On multi-GPU setups, the v0.6 scheduler distributes load better and reduces OOM crashes. It's still a simple scheduler though: Ollama doesn't implement PagedAttention or continuous batching.
That becomes a problem as soon as multiple users send requests in parallel. Mid-2026 benchmarks:
| Context | Ollama | vLLM |
|---|---|---|
| Single request (latency) | ~18% advantage | – |
| Concurrent load (max throughput) | ~41 tokens/s | ~793 tokens/s |
vLLM wins 16-20x on concurrency thanks to PagedAttention. From five or six simultaneous requests, Ollama's P99 latency spikes. For team or production deployments, vLLM is the right call.
Which Tool for Which Use Case
| Use case | Tool |
|---|---|
| Solo developer, any OS | Ollama |
| Daily GUI interface | Open WebUI + Ollama |
| Multi-user production | vLLM |
| Apple Silicon, raw performance | Ollama (native MLX) |
| Embedded or unusual hardware | llama.cpp direct |
| Large models without enough VRAM | Ollama cloud models |
What Changed Since 2025
The proprietary vs. open-source model comparison I wrote in August 2025 is already partially dated: the quality gap has narrowed on everyday tasks, and Ollama cloud models give access to 480B parameters without managing any infrastructure.

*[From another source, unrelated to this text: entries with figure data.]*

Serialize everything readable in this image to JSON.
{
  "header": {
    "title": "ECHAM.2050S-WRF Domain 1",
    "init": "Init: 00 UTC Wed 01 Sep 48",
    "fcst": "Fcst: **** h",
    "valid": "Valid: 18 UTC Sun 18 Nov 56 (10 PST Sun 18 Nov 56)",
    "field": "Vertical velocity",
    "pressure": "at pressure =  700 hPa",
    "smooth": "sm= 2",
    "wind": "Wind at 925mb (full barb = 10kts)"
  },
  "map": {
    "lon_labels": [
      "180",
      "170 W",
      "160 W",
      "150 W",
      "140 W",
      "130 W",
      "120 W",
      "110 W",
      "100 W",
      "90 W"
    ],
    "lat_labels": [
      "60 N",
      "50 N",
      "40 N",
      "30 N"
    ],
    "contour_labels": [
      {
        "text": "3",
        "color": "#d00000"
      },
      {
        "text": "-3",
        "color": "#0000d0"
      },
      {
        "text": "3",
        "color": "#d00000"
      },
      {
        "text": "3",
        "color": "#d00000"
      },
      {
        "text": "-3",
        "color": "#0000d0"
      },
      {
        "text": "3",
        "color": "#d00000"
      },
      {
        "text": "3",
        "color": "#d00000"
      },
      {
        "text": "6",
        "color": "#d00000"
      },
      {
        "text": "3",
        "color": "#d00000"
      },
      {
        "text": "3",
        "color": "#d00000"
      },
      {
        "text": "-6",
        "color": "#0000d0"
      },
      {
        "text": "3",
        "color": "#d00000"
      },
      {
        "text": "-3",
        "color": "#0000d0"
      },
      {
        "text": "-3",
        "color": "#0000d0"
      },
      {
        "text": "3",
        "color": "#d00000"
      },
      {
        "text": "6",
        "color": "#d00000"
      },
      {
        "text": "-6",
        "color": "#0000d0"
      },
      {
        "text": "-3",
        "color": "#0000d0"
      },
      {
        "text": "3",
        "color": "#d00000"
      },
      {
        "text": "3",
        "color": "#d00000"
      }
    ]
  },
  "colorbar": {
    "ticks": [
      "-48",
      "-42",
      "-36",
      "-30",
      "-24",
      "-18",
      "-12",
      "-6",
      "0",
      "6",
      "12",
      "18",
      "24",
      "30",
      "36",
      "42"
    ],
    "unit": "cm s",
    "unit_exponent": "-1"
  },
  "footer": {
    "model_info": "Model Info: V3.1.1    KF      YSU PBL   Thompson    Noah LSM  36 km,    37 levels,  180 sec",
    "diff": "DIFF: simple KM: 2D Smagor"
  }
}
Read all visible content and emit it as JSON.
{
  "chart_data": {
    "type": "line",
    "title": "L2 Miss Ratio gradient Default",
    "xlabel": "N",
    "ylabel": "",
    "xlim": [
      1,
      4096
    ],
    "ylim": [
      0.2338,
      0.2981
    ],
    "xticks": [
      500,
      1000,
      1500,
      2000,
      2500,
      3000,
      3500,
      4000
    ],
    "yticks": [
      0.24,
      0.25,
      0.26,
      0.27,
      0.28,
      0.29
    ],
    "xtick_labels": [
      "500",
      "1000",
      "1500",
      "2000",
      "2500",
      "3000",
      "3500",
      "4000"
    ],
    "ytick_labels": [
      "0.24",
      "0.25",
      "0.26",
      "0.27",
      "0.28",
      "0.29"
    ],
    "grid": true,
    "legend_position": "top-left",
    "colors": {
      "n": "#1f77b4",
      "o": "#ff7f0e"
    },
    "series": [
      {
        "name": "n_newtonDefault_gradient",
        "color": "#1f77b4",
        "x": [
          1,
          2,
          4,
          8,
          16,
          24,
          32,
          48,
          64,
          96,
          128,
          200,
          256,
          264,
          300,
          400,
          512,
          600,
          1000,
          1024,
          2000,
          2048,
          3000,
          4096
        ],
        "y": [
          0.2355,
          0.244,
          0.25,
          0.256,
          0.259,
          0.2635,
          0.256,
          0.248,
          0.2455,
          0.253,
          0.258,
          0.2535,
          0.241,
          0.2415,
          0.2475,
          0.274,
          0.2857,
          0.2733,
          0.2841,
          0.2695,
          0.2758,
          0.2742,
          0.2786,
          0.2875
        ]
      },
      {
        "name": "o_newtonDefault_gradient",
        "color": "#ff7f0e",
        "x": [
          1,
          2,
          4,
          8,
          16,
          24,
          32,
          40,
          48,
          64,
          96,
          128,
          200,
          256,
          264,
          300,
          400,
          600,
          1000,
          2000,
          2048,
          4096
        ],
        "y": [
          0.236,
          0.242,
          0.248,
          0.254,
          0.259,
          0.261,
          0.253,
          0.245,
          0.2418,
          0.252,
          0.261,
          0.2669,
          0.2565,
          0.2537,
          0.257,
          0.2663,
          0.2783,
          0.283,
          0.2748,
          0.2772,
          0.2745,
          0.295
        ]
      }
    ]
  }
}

What's still true: Ollama is built for the solo developer. The project has grown by adding layers (cloud, agents, web search) rather than shifting its target audience. The business model is taking shape around paid cloud and web search tiers — the local side stays free and open source. The open question is whether the community will maintain the same quality bar as the project scales.